Im laufenden Siemens-Prozess haben die Angeklagten die mutmaßlichen Korruptionsvorfälle im Konzern bisher nicht ernsthaft bestritten. Der Vorsitzende Richter muss nun klären, wie viel der ehemalige Siemens-Vorstand um Heinrich von Pierer davon wusste. Für einen Korruptionsexperten steht inzwischen fest: Die Schmiergeldzahlungen bei Siemens waren keine Einzelverfehlungen, sondern hatten System.

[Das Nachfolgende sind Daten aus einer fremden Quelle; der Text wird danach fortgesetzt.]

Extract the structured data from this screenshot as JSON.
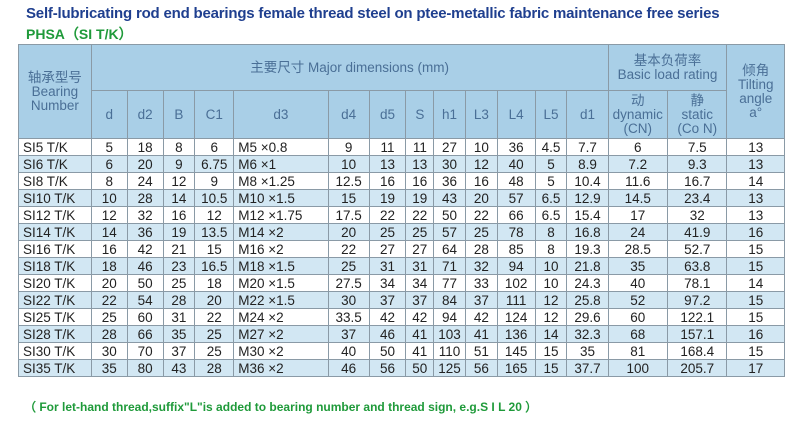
{
  "title": "Self-lubricating rod end bearings female thread steel on ptee-metallic fabric maintenance free series",
  "subtitle": "PHSA（SI  T/K）",
  "header": {
    "bearing_cn": "轴承型号",
    "bearing_en1": "Bearing",
    "bearing_en2": "Number",
    "dims": "主要尺寸  Major dimensions (mm)",
    "load_cn": "基本负荷率",
    "load_en": "Basic load rating",
    "tilt_cn": "倾角",
    "tilt_en1": "Tilting",
    "tilt_en2": "angle",
    "tilt_en3": "a°",
    "dim_cols": [
      "d",
      "d2",
      "B",
      "C1",
      "d3",
      "d4",
      "d5",
      "S",
      "h1",
      "L3",
      "L4",
      "L5",
      "d1"
    ],
    "dyn_cn": "动",
    "dyn_en": "dynamic",
    "dyn_unit": "(CN)",
    "sta_cn": "静",
    "sta_en": "static",
    "sta_unit": "(Co N)"
  },
  "rows": [
    [
      "SI5 T/K",
      "5",
      "18",
      "8",
      "6",
      "M5 ×0.8",
      "9",
      "11",
      "11",
      "27",
      "10",
      "36",
      "4.5",
      "7.7",
      "6",
      "7.5",
      "13"
    ],
    [
      "SI6 T/K",
      "6",
      "20",
      "9",
      "6.75",
      "M6 ×1",
      "10",
      "13",
      "13",
      "30",
      "12",
      "40",
      "5",
      "8.9",
      "7.2",
      "9.3",
      "13"
    ],
    [
      "SI8 T/K",
      "8",
      "24",
      "12",
      "9",
      "M8 ×1.25",
      "12.5",
      "16",
      "16",
      "36",
      "16",
      "48",
      "5",
      "10.4",
      "11.6",
      "16.7",
      "14"
    ],
    [
      "SI10 T/K",
      "10",
      "28",
      "14",
      "10.5",
      "M10 ×1.5",
      "15",
      "19",
      "19",
      "43",
      "20",
      "57",
      "6.5",
      "12.9",
      "14.5",
      "23.4",
      "13"
    ],
    [
      "SI12 T/K",
      "12",
      "32",
      "16",
      "12",
      "M12 ×1.75",
      "17.5",
      "22",
      "22",
      "50",
      "22",
      "66",
      "6.5",
      "15.4",
      "17",
      "32",
      "13"
    ],
    [
      "SI14 T/K",
      "14",
      "36",
      "19",
      "13.5",
      "M14 ×2",
      "20",
      "25",
      "25",
      "57",
      "25",
      "78",
      "8",
      "16.8",
      "24",
      "41.9",
      "16"
    ],
    [
      "SI16 T/K",
      "16",
      "42",
      "21",
      "15",
      "M16 ×2",
      "22",
      "27",
      "27",
      "64",
      "28",
      "85",
      "8",
      "19.3",
      "28.5",
      "52.7",
      "15"
    ],
    [
      "SI18 T/K",
      "18",
      "46",
      "23",
      "16.5",
      "M18 ×1.5",
      "25",
      "31",
      "31",
      "71",
      "32",
      "94",
      "10",
      "21.8",
      "35",
      "63.8",
      "15"
    ],
    [
      "SI20 T/K",
      "20",
      "50",
      "25",
      "18",
      "M20 ×1.5",
      "27.5",
      "34",
      "34",
      "77",
      "33",
      "102",
      "10",
      "24.3",
      "40",
      "78.1",
      "14"
    ],
    [
      "SI22 T/K",
      "22",
      "54",
      "28",
      "20",
      "M22 ×1.5",
      "30",
      "37",
      "37",
      "84",
      "37",
      "111",
      "12",
      "25.8",
      "52",
      "97.2",
      "15"
    ],
    [
      "SI25 T/K",
      "25",
      "60",
      "31",
      "22",
      "M24 ×2",
      "33.5",
      "42",
      "42",
      "94",
      "42",
      "124",
      "12",
      "29.6",
      "60",
      "122.1",
      "15"
    ],
    [
      "SI28 T/K",
      "28",
      "66",
      "35",
      "25",
      "M27 ×2",
      "37",
      "46",
      "41",
      "103",
      "41",
      "136",
      "14",
      "32.3",
      "68",
      "157.1",
      "16"
    ],
    [
      "SI30 T/K",
      "30",
      "70",
      "37",
      "25",
      "M30 ×2",
      "40",
      "50",
      "41",
      "110",
      "51",
      "145",
      "15",
      "35",
      "81",
      "168.4",
      "15"
    ],
    [
      "SI35 T/K",
      "35",
      "80",
      "43",
      "28",
      "M36 ×2",
      "46",
      "56",
      "50",
      "125",
      "56",
      "165",
      "15",
      "37.7",
      "100",
      "205.7",
      "17"
    ]
  ],
  "note": "（ For let-hand thread,suffix\"L\"is added to bearing number and  thread sign, e.g.S I L 20  ）"
}
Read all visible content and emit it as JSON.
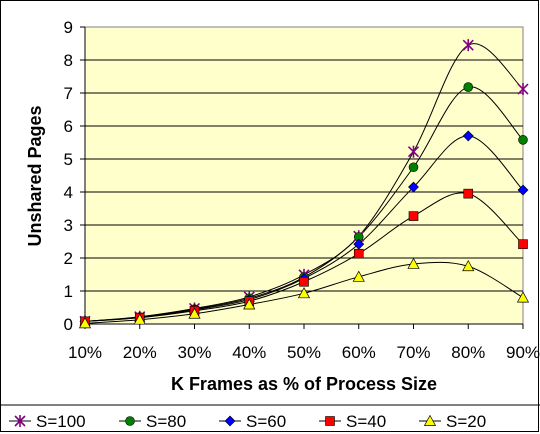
{
  "chart_data": {
    "type": "line",
    "xlabel": "K Frames as % of Process Size",
    "ylabel": "Unshared Pages",
    "categories": [
      "10%",
      "20%",
      "30%",
      "40%",
      "50%",
      "60%",
      "70%",
      "80%",
      "90%"
    ],
    "ylim": [
      0,
      9
    ],
    "yticks": [
      "0",
      "1",
      "2",
      "3",
      "4",
      "5",
      "6",
      "7",
      "8",
      "9"
    ],
    "grid": true,
    "plot_background": "#FFFFCC",
    "legend_position": "bottom",
    "series": [
      {
        "name": "S=100",
        "marker": "star",
        "color": "#800080",
        "values": [
          0.08,
          0.22,
          0.47,
          0.82,
          1.49,
          2.66,
          5.22,
          8.45,
          7.12
        ]
      },
      {
        "name": "S=80",
        "marker": "circle",
        "color": "#008000",
        "values": [
          0.08,
          0.21,
          0.45,
          0.78,
          1.42,
          2.64,
          4.75,
          7.18,
          5.58
        ]
      },
      {
        "name": "S=60",
        "marker": "diamond",
        "color": "#0000FF",
        "values": [
          0.08,
          0.2,
          0.43,
          0.74,
          1.38,
          2.42,
          4.15,
          5.7,
          4.06
        ]
      },
      {
        "name": "S=40",
        "marker": "square",
        "color": "#FF0000",
        "values": [
          0.08,
          0.19,
          0.4,
          0.69,
          1.28,
          2.13,
          3.27,
          3.95,
          2.42
        ]
      },
      {
        "name": "S=20",
        "marker": "triangle",
        "color": "#FFFF00",
        "values": [
          0.02,
          0.13,
          0.31,
          0.59,
          0.93,
          1.43,
          1.82,
          1.75,
          0.8
        ]
      }
    ]
  }
}
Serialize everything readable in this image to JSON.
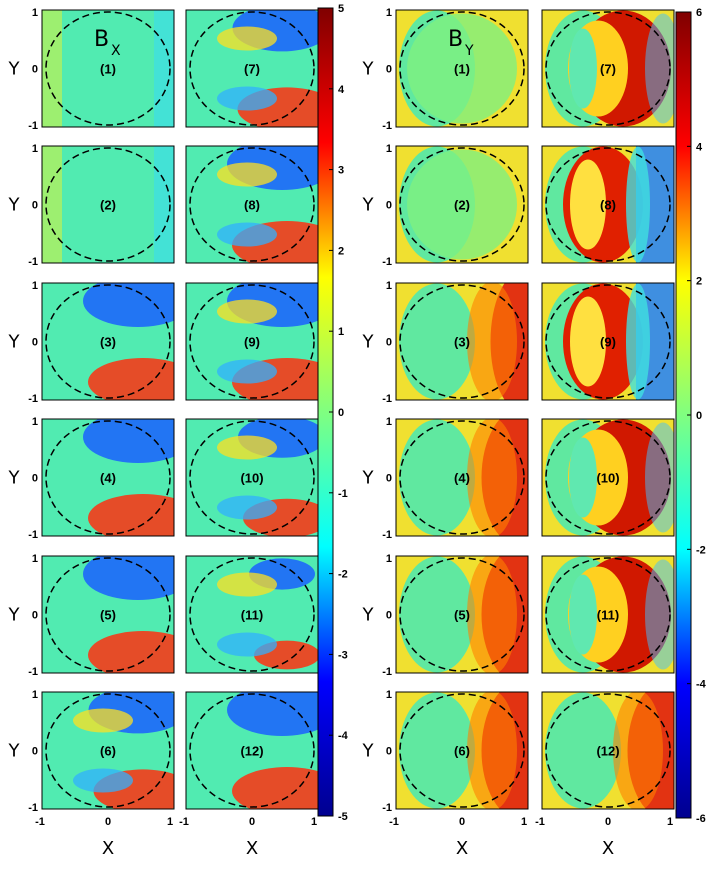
{
  "chart_data": {
    "type": "heatmap",
    "figure_title": "",
    "colormap": [
      "#00008f",
      "#0000ff",
      "#00ffff",
      "#80ff80",
      "#ffff00",
      "#ff0000",
      "#800000"
    ],
    "groups": [
      {
        "id": "bx",
        "title_main": "B",
        "title_sub": "X",
        "xlabel": "X",
        "ylabel": "Y",
        "xlim": [
          -1,
          1
        ],
        "ylim": [
          -1,
          1
        ],
        "colorbar": {
          "range": [
            -5,
            5
          ],
          "ticks": [
            "5",
            "4",
            "3",
            "2",
            "1",
            "0",
            "-1",
            "-2",
            "-3",
            "-4",
            "-5"
          ]
        },
        "panels": [
          {
            "label": "(1)",
            "amp": 0.3,
            "pattern": "bx_early"
          },
          {
            "label": "(2)",
            "amp": 0.6,
            "pattern": "bx_early"
          },
          {
            "label": "(3)",
            "amp": 1.0,
            "pattern": "bx_mid"
          },
          {
            "label": "(4)",
            "amp": 1.0,
            "pattern": "bx_mid"
          },
          {
            "label": "(5)",
            "amp": 1.0,
            "pattern": "bx_mid"
          },
          {
            "label": "(6)",
            "amp": 0.9,
            "pattern": "bx_late"
          },
          {
            "label": "(7)",
            "amp": 0.9,
            "pattern": "bx_late"
          },
          {
            "label": "(8)",
            "amp": 1.0,
            "pattern": "bx_late"
          },
          {
            "label": "(9)",
            "amp": 1.0,
            "pattern": "bx_late"
          },
          {
            "label": "(10)",
            "amp": 0.8,
            "pattern": "bx_late"
          },
          {
            "label": "(11)",
            "amp": 0.6,
            "pattern": "bx_late"
          },
          {
            "label": "(12)",
            "amp": 1.0,
            "pattern": "bx_mid"
          }
        ]
      },
      {
        "id": "by",
        "title_main": "B",
        "title_sub": "Y",
        "xlabel": "X",
        "ylabel": "Y",
        "xlim": [
          -1,
          1
        ],
        "ylim": [
          -1,
          1
        ],
        "colorbar": {
          "range": [
            -6,
            6
          ],
          "ticks": [
            "6",
            "4",
            "2",
            "0",
            "-2",
            "-4",
            "-6"
          ]
        },
        "panels": [
          {
            "label": "(1)",
            "amp": 0.2,
            "pattern": "by_early"
          },
          {
            "label": "(2)",
            "amp": 0.5,
            "pattern": "by_early"
          },
          {
            "label": "(3)",
            "amp": 0.7,
            "pattern": "by_mid"
          },
          {
            "label": "(4)",
            "amp": 0.9,
            "pattern": "by_mid"
          },
          {
            "label": "(5)",
            "amp": 0.9,
            "pattern": "by_mid"
          },
          {
            "label": "(6)",
            "amp": 0.9,
            "pattern": "by_mid"
          },
          {
            "label": "(7)",
            "amp": 1.0,
            "pattern": "by_ring"
          },
          {
            "label": "(8)",
            "amp": 1.0,
            "pattern": "by_dipole"
          },
          {
            "label": "(9)",
            "amp": 1.0,
            "pattern": "by_dipole"
          },
          {
            "label": "(10)",
            "amp": 0.8,
            "pattern": "by_ring"
          },
          {
            "label": "(11)",
            "amp": 1.0,
            "pattern": "by_ring"
          },
          {
            "label": "(12)",
            "amp": 0.9,
            "pattern": "by_mid"
          }
        ]
      }
    ],
    "xtick_labels": [
      "-1",
      "0",
      "1"
    ],
    "ytick_labels": [
      "1",
      "0",
      "-1"
    ],
    "boundary": "dashed circle of unit radius"
  }
}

HB MÜNCHEN/BERLIN. Auch zur Halbzeit im Siemens-Prozess bleibt die Frage nach der Rolle der früheren Konzernspitze in Deutschlands größtem Korruptionsskandal zentral. Dass es ein verzweigtes System von schwarzen Kassen, Tarnfirmen und Scheinberaterverträgen gab, über das viele Jahre lang dubiose Provisionszahlungen in zahlreiche Länder abgewickelt wurden, hat an den bisher sieben Prozesstagen im Prinzip niemand bestritten. Von einer „Erosion jeglichen Rechtsbewusstseins aller Beteiligten“ spricht deshalb mittlerweile der Vorsitzende Richter Peter Noll. Er hat nun zu klären, ob und wieviel die frühere Siemens-Führung um Ex-Vorstandschef Heinrich von Pierer von alldem wusste. Denn das dürfte auch bei der Urteilsfindung gegen den angeklagten früheren Manager der Siemens-Festnetzsparte ICN entscheidend sein. Allerdings ist die Zeugenliste mittlerweile arg ausgedünnt.

Erst am Mittwoch war bekannt geworden, dass nach den früheren Zentralvorständen Thomas Ganswindt und Heinz-Joachim Neubürger auch Pierer selbst nicht als Zeuge in dem Prozess aussagen will. Gegen den langjährigen Siemens-Lenker ermittelt die Staatsanwaltschaft wegen einer Verletzung der Aufsichtspflicht. Mit Blick auf dieses sogenannte Ordnungswidrigkeitenverfahren mache Pierer daher von seinem Recht auf Verweigerung der Aussage Gebrauch, teilte sein Anwalt mit. Als prominente Zeugen bleiben damit noch der amtierende Siemens-Finanzvorstand Joe Kaeser, der am Montag vom Gericht erwartet wird, sowie der frühere Zentralvorstand Volker Jung, gegen den selbst im Siemens-Komplex ermittelt wird. Und natürlich der einst oberste Siemens-Korruptionsbekämpfer Albrecht Schäfer, der nach derzeitiger Planung am 17. Juli in den Zeugenstand treten soll.